I hope your mum gets home soon xxx
THank you everyone for your input - I think I'll feel better for doing it than the guilt id feel if I didn't - just hope I keep it together in the church ! Xxx

OP posts:
LucyBabs · 16/08/2014 23:07

treadingwater I followed and posted on your thread when your Dad passed away.

How is your Mam now? I hope she is recovering?

I lost both my parents within four months of eachother. I know that awful feeling when depression and anxiety try to rule your life.
You are so brave and such a good friend your goddaughter is lucky to have you.
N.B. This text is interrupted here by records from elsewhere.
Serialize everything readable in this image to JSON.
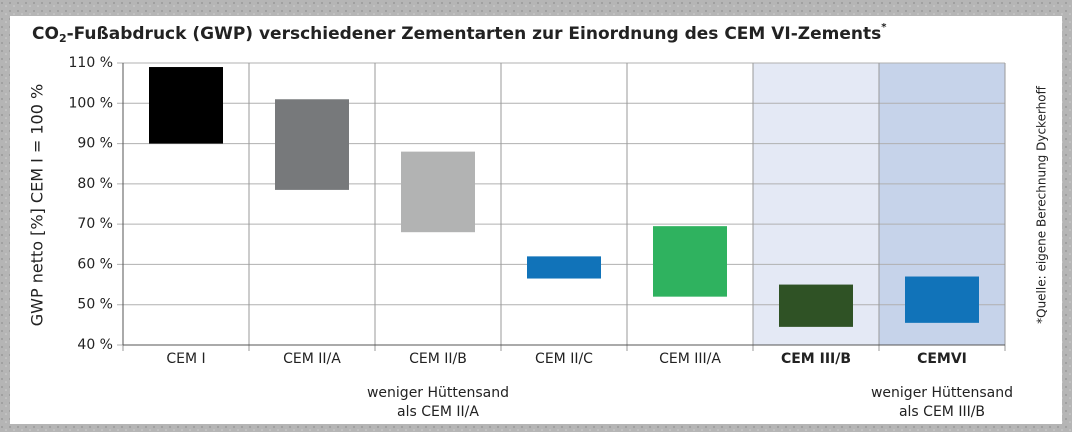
{
  "chart_data": {
    "type": "floating-bar",
    "title_parts": [
      "CO",
      "2",
      "-Fußabdruck (GWP) verschiedener Zementarten zur Einordnung des CEM VI-Zements",
      "*"
    ],
    "y_label": "GWP netto [%] CEM I = 100 %",
    "source_note": "*Quelle: eigene Berechnung Dyckerhoff",
    "categories": [
      "CEM I",
      "CEM II/A",
      "CEM II/B",
      "CEM II/C",
      "CEM III/A",
      "CEM III/B",
      "CEMVI"
    ],
    "values": [
      [
        90,
        109
      ],
      [
        78.5,
        101
      ],
      [
        68,
        88
      ],
      [
        56.5,
        62
      ],
      [
        52,
        69.5
      ],
      [
        44.5,
        55
      ],
      [
        45.5,
        57
      ]
    ],
    "colors": [
      "#000000",
      "#77797b",
      "#b2b3b3",
      "#1173b9",
      "#2fb25f",
      "#2f5225",
      "#1173b9"
    ],
    "band_colors": [
      null,
      null,
      null,
      null,
      null,
      "#e4e9f5",
      "#c6d3ea"
    ],
    "annotations": [
      [
        "weniger Hüttensand",
        "als CEM II/A"
      ],
      [
        "weniger Hüttensand",
        "als CEM III/B"
      ]
    ],
    "ylim": [
      40,
      110
    ],
    "yticks": [
      {
        "value": 40,
        "label": "40 %"
      },
      {
        "value": 50,
        "label": "50 %"
      },
      {
        "value": 60,
        "label": "60 %"
      },
      {
        "value": 70,
        "label": "70 %"
      },
      {
        "value": 80,
        "label": "80 %"
      },
      {
        "value": 90,
        "label": "90 %"
      },
      {
        "value": 100,
        "label": "100 %"
      },
      {
        "value": 110,
        "label": "110 %"
      }
    ],
    "grid": true
  }
}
I hope your Dad will be there with you in spirit tmw. Imagine he is holding your hand and you WILL get through it. Flowers

Goldmandra · 16/08/2014 23:14

Treading FWIW I think you've made the right decision. You will probably find it easier than you expected but, if you don't, the service doesn't last long and everyone who knows you will understand if you slip away soon afterwards.

You are clearly a very caring and principled person and the baby will be lucky to have you as a godmother.

Wafflenose · 16/08/2014 23:16

So glad you are going to go. I know it must be extremely difficult, but it will mean a lot to your friend, and I think you will be a wonderful and caring godmother.